Von Nils Reschke 0
„Loddar“ und die Kleeblätter

Greuther Fürth dementiert Gespräche mit Lothar Matthäus

Als Fußballer hat sich Lothar Matthäus einen Namen gemacht. Nach seiner aktiven Zeit allerdings hat sich das gewandelt: Hierzulande ist er meist nur der „Loddar“, den auch kein Verein aus der Bundesliga als Trainer verpflichten will.


Bleiben wir bei der Wahrheit: Lothar Matthäus ist einer der besten Fußballer, die jemals für Deutschland ihre Schuhe geschnürt haben. Er nahm alleine an fünf Weltmeisterschaften teil, und so verwundert es nicht, dass Matthäus mit unfassbaren 150 Länderspielen bis heute deutscher Rekordnationalspieler ist. Der Mann war Europas Fußballer des Jahres und auch Weltfußballer. In Italien wurde er bei Inter Mailand verehrt, beim FC Bayern München und bei Borussia Mönchengladbach feierte er Erfolge am Fließband. Doch warum will es eigentlich nicht so richtig mit einer Karriere als Trainer klappen?

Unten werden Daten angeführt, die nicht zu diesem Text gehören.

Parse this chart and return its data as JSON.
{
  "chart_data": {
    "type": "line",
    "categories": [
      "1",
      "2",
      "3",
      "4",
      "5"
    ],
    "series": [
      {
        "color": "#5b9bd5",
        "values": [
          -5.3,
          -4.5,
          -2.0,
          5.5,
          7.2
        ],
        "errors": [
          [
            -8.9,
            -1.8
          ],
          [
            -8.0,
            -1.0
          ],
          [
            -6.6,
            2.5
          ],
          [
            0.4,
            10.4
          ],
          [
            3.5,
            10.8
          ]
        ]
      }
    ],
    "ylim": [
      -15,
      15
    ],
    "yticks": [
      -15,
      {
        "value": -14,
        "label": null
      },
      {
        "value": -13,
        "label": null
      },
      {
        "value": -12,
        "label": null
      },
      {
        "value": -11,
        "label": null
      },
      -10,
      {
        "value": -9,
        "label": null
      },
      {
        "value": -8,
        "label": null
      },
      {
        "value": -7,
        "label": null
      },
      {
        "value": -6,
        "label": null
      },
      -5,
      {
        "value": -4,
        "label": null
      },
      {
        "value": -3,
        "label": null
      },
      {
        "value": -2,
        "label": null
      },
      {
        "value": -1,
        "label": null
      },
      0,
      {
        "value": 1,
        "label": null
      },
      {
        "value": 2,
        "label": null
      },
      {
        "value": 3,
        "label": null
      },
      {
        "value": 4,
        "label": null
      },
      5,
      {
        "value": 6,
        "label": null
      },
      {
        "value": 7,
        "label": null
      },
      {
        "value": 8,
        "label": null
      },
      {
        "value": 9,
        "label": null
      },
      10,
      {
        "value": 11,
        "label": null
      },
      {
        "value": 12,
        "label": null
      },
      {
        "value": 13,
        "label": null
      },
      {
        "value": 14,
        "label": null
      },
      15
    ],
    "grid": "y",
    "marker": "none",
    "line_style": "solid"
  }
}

Okay, im Ausland war Lothar Matthäus ein gefragter Mann, unter anderem auch zuletzt Nationaltrainer von Bulgarien, zuvor der Coach der ungarischen Nationalmannschaft. In der Bundesliga allerdings traut sich kein Verein, ihn zu engagieren. Das mag daran liegen, dass Matthäus wegen seines sehr öffentlichen Privatlebens mehr der „Loddar“ bleibt. Jetzt behauptete Matthäus, die Spielvereinigung Greuther Fürth habe angeklopft. Auf Sky, wo der Rekordnationalspieler als Experte fungiert, behauptete er: „Es gab die klare Anfrage. Präsident Helmut Hack hat mich über einen Mittelsmann angerufen. Dann habe ich selber mit ihm gesprochen.“ Man sei aber nicht übereingekommen. Es wäre „ein harmonisches Gespräch“ gewesen, aber eines ohne Vertragsabschluss.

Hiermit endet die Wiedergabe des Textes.